Ministerie Tewerkstelling en Arbeid Belgie
Vier sociale inspectiediensten weldra onder één koepel
In het voorjaar van 2004 wordt een koepel opgericht voor de vier
grootste sociale inspectiediensten: de Sociale Inspectie, de Inspectie
Sociale Wetten, de RSZ-inspectie en de RVA-inspectie. Deze koepel zal
bestaan uit een Federale Raad, die de beleidslijnen uitzet, en een
Federaal Coördinatiecomité, dat de samenwerking in de praktijk
vormgeeft. Een koninklijk besluit over de samenstelling van deze
organen is vandaag goedgekeurd door de ministerraad. Minister van Werk
en Pensioenen Frank Vandenbroucke wil met de nieuwe structuren zorgen
voor een efficiëntere aanpak van zwartwerk en andere vormen van
sociale fraude.
Het beheer van de sociale zekerheid is in ons land verdeeld over twee
federale overheidsdiensten (vroeger "ministeries") en een tiental
uitvoeringsinstellingen (zogenaamde "parastatalen"). De meeste
instellingen hebben een eigen inspectiedienst die toeziet op de
naleving van de wetgeving waarvoor zij bevoegd zijn. De vier grootste
inspectiediensten zijn:
* de Sociale Inspectie van de Federale Overheidsdienst Sociale
Zekerheid;
* de Inspectie Sociale Wetten van de Federale Overheidsdienst
Werkgelegenheid, Arbeid en Sociaal Overleg;
* de inspectie van de Rijksdienst voor Sociale Zekerheid (RSZ);
* de inspectie van de Rijksdienst voor Arbeidsvoorziening (RVA).
Deze diensten stellen ongeveer 1000 inspecteurs te werk. Hoewel zij
elk een specialiteit hebben, zijn hun werkzaamheden in de praktijk
voor een groot deel gelijklopend. Zij hebben er dan ook baat bij om
hun werkzaamheden op elkaar af te stemmen.
De samenwerking tussen de inspectiediensten wordt momenteel geregeld
via samenwerkingsprotocollen. Minister Vandenbroucke vindt dat deze
werkwijze niet volstaat om de sociale fraude efficiënt te bestrijden.
Er is volgens hem nood aan een instantie die een globale visie
uitwerkt die ze op het terrein kan waarmaken. De Federale Raad en het
Federale Coördinatiecomité moeten aan deze nood beantwoorden.

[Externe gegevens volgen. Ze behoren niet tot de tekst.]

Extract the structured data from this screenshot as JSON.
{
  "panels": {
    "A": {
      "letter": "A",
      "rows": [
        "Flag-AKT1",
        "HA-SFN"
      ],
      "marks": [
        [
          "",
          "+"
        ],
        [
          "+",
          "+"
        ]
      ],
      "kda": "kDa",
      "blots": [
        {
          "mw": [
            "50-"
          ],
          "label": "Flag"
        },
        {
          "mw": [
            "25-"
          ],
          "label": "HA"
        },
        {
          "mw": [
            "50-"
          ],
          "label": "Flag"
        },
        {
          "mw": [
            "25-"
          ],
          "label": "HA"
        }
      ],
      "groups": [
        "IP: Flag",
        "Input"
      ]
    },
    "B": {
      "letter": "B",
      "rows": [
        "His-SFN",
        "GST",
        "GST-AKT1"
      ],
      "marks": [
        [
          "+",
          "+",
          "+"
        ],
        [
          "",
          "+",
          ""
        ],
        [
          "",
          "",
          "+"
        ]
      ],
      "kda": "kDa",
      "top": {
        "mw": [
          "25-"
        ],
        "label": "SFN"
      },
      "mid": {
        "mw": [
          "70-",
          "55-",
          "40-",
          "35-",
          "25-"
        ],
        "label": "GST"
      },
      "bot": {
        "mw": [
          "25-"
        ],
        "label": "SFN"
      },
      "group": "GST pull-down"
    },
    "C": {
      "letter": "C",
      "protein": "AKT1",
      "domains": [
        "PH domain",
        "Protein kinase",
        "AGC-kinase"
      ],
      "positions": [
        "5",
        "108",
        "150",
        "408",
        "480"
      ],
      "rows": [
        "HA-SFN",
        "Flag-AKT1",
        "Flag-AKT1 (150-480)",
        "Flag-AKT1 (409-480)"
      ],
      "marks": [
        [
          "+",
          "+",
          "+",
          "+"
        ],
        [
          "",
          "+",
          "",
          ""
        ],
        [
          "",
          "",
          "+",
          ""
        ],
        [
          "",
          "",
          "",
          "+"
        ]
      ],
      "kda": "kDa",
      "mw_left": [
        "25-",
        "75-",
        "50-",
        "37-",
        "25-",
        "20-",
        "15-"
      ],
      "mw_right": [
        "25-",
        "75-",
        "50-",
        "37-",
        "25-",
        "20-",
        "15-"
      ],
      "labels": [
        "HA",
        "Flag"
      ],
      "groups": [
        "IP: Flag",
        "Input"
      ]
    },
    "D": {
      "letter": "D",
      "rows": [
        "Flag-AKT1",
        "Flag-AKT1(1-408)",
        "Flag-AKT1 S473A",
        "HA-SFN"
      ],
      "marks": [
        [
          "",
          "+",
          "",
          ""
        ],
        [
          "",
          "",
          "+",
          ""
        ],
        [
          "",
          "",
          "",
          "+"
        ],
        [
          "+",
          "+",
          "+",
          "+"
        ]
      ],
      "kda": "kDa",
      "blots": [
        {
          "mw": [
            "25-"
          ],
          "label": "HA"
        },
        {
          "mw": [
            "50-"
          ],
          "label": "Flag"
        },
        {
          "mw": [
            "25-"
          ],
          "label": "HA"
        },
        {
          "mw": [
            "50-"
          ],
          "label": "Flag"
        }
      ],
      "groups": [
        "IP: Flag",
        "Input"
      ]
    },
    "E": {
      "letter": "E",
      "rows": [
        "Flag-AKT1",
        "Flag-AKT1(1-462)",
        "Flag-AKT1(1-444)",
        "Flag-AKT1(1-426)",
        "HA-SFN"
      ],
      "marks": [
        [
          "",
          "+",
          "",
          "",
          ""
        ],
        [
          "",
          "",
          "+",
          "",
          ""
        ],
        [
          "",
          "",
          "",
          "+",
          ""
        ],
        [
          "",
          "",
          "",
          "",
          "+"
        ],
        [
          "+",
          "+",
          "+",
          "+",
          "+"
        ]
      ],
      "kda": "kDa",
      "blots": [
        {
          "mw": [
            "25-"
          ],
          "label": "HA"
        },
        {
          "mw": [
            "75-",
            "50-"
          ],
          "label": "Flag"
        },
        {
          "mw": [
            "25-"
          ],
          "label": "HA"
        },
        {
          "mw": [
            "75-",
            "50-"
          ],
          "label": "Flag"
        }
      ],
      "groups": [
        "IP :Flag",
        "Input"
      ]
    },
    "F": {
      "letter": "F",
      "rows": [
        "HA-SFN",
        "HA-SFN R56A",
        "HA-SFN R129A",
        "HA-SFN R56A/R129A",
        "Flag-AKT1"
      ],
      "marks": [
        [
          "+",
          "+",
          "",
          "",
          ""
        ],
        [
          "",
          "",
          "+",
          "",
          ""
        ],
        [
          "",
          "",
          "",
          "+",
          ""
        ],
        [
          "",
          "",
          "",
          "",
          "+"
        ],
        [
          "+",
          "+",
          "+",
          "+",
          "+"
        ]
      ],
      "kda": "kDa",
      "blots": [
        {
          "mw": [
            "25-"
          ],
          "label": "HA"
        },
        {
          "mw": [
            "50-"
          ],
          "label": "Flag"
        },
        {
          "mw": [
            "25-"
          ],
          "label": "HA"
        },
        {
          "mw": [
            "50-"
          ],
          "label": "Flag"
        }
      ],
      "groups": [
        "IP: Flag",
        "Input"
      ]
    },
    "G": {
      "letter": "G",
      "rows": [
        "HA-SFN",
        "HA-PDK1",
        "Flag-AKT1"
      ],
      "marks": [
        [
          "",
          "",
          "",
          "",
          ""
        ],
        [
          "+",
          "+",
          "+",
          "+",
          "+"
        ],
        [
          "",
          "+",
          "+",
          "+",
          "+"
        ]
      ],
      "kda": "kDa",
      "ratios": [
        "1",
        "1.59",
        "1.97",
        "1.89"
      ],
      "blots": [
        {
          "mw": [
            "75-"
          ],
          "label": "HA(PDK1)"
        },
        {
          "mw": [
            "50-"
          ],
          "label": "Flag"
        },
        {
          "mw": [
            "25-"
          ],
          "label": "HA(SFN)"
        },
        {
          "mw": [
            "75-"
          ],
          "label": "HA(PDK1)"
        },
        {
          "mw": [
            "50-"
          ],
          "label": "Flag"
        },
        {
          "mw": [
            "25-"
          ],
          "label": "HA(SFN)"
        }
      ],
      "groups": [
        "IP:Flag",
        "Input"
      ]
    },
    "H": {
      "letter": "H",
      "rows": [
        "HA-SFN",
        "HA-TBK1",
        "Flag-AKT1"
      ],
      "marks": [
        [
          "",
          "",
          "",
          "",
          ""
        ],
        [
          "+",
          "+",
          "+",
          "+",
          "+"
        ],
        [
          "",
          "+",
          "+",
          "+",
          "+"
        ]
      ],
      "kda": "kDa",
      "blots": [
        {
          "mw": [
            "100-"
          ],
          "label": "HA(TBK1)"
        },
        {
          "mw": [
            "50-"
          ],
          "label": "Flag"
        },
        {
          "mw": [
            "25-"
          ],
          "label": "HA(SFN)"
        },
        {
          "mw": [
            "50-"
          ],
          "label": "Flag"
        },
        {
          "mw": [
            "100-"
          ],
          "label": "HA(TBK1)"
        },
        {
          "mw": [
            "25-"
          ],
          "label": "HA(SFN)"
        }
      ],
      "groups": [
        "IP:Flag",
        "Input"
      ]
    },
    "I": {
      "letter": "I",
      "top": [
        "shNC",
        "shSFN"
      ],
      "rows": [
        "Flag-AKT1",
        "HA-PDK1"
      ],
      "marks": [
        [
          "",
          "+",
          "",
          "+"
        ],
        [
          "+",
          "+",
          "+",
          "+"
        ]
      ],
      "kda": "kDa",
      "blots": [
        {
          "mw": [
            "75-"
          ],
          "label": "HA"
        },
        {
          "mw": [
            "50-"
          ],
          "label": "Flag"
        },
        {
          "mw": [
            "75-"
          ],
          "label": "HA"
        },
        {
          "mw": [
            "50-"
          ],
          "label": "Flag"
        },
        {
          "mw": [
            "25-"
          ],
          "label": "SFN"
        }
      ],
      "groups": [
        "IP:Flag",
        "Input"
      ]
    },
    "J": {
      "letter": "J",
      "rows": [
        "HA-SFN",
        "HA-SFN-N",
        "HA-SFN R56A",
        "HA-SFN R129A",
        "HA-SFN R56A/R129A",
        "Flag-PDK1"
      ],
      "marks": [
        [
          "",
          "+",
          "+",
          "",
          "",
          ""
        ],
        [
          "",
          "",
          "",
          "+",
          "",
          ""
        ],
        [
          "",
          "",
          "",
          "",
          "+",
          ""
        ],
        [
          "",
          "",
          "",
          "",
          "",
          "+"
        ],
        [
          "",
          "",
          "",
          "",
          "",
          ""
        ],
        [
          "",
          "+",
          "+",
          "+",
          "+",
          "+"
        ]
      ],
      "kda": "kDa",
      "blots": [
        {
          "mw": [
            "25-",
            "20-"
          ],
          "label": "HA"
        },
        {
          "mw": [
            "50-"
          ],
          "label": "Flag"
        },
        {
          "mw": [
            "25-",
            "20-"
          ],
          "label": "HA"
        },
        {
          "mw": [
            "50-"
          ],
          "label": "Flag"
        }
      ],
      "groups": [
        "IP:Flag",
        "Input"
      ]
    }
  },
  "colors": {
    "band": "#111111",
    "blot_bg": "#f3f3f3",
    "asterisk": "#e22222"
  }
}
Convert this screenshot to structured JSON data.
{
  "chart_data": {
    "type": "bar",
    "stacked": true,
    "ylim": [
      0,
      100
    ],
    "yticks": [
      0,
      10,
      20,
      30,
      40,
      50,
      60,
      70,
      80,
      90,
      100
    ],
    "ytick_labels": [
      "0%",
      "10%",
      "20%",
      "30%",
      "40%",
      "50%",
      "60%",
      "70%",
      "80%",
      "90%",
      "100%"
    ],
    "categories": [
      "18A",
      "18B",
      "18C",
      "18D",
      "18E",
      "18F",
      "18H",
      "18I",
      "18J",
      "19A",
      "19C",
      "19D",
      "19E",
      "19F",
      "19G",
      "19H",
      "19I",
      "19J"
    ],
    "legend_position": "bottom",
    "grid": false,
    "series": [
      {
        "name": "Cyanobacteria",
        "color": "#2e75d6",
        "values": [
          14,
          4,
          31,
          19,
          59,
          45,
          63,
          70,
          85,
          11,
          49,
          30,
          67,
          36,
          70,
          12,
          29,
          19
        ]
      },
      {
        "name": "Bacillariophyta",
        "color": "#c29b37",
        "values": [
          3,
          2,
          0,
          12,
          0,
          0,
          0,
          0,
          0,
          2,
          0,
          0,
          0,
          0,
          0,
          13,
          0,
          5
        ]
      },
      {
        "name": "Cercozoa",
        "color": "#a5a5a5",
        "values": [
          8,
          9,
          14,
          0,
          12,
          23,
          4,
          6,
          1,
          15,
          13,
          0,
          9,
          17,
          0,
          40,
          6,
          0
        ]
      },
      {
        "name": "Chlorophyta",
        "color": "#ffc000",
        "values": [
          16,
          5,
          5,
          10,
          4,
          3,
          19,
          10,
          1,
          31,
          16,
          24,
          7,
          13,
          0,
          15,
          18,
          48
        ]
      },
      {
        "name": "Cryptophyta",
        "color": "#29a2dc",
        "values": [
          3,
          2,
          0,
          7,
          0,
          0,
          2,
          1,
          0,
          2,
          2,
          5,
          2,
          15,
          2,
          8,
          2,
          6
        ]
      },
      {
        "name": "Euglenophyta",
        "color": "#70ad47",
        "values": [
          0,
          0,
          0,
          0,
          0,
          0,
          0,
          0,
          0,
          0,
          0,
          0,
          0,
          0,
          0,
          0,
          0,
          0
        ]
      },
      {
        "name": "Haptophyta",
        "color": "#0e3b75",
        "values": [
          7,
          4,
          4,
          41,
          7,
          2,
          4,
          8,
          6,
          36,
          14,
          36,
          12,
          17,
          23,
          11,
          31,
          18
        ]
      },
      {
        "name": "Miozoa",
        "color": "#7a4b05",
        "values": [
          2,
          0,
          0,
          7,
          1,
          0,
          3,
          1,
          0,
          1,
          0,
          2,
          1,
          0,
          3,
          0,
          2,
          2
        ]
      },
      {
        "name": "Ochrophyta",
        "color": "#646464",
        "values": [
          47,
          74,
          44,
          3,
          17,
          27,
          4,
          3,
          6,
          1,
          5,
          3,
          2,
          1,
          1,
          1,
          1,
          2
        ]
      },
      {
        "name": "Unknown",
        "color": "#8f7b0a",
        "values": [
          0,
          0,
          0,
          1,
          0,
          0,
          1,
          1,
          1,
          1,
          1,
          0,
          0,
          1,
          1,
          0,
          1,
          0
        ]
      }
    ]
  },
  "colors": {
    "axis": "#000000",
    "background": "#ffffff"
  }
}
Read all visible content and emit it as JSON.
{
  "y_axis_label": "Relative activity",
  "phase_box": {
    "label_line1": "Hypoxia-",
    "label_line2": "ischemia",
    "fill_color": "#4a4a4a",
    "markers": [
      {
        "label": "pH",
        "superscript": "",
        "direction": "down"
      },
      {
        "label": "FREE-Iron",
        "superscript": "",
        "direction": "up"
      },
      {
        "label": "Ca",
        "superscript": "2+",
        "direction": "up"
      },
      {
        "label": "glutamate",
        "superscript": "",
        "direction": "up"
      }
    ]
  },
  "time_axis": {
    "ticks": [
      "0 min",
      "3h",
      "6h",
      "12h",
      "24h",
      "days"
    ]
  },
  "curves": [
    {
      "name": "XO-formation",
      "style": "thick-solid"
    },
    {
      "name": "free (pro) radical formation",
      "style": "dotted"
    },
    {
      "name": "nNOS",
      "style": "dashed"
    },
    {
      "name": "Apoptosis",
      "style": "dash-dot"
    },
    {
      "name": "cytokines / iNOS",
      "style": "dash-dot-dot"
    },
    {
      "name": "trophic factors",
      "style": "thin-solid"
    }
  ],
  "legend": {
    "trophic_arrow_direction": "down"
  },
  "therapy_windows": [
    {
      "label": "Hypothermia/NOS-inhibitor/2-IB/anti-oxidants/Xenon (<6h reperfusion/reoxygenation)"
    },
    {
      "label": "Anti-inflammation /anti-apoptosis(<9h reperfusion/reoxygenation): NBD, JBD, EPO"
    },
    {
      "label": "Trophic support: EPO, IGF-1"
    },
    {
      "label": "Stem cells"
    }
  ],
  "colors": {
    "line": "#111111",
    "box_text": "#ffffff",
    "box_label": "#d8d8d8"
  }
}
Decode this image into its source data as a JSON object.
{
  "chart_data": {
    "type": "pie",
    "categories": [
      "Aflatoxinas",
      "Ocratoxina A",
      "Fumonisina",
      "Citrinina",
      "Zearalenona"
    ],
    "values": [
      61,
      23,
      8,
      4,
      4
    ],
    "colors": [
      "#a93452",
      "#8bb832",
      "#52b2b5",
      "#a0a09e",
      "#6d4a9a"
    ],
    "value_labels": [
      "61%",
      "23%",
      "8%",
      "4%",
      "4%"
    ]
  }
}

De Federale Raad zal in grote lijnen bepalen hoe sociale fraude
voorkomen en bestreden moet worden. Hij kan ook wetswijzigingen
voorstellen en adviezen of aanbevelingen formuleren over
wetsvoorstellen en -ontwerpen. De Federale Raad kan bovendien
samenwerkingsprotocollen afsluiten met de Gewesten voor de controle op
tewerkstelling van vreemde arbeidskrachten. De voorzitter van de
Federale Raad moet jaarlijks een verslag maken over de toestand van de
sociale fraude en over het beleid van de verschillende
inspectiediensten.
De Federale Raad wordt, naast de voorzitter, samengesteld uit:
* de leidende ambtenaren van de verschillende betrokken federale
overheidsdiensten en instellingen;
* vertegenwoordigers van de gewesten;
* een procureur-generaal aangeduid door de het College van
Procureurs-Generaal;
* de secretaris van de Nationale Arbeidsraad;
* de coördinator-generaal van het Federale Coördinatiecomité.
Het Federaal Coördinatiecomité is, in tegenstelling tot de Federale
Raad, een permanent bureau met voltijdse krachten. Dit comité zal de
sociale inspectiediensten in de praktijk aansturen bij de controle op
de naleving van de sociale spelregels. Het comité zal daarvoor onder
meer een beroep doen op de Arrondissementscellen, dat zijn bestaande
samenwerkingsverbanden in de gerechtelijke arrondissementen. Daarnaast
zal het comité ook optreden als nationaal en internationaal
contactpunt voor de strijd tegen de illegale tewerkstelling en de
sociale fraude.
Het Federaal Coördinatiecomité wordt samengesteld uit negen leden, nl.
de coördinator-generaal en acht coördinatoren. De leden zijn afkomstig
uit de federale overheidsdiensten en uit de instellingen die betrokken
zijn bij de strijd tegen illegale arbeid en fraude. Het comité bevat
in elk geval:
* een magistraat van een arbeidsauditoraat of een
arbeidsauditoraat-generaal;
* een vertegenwoordiger van elk van de vier inspectiediensten.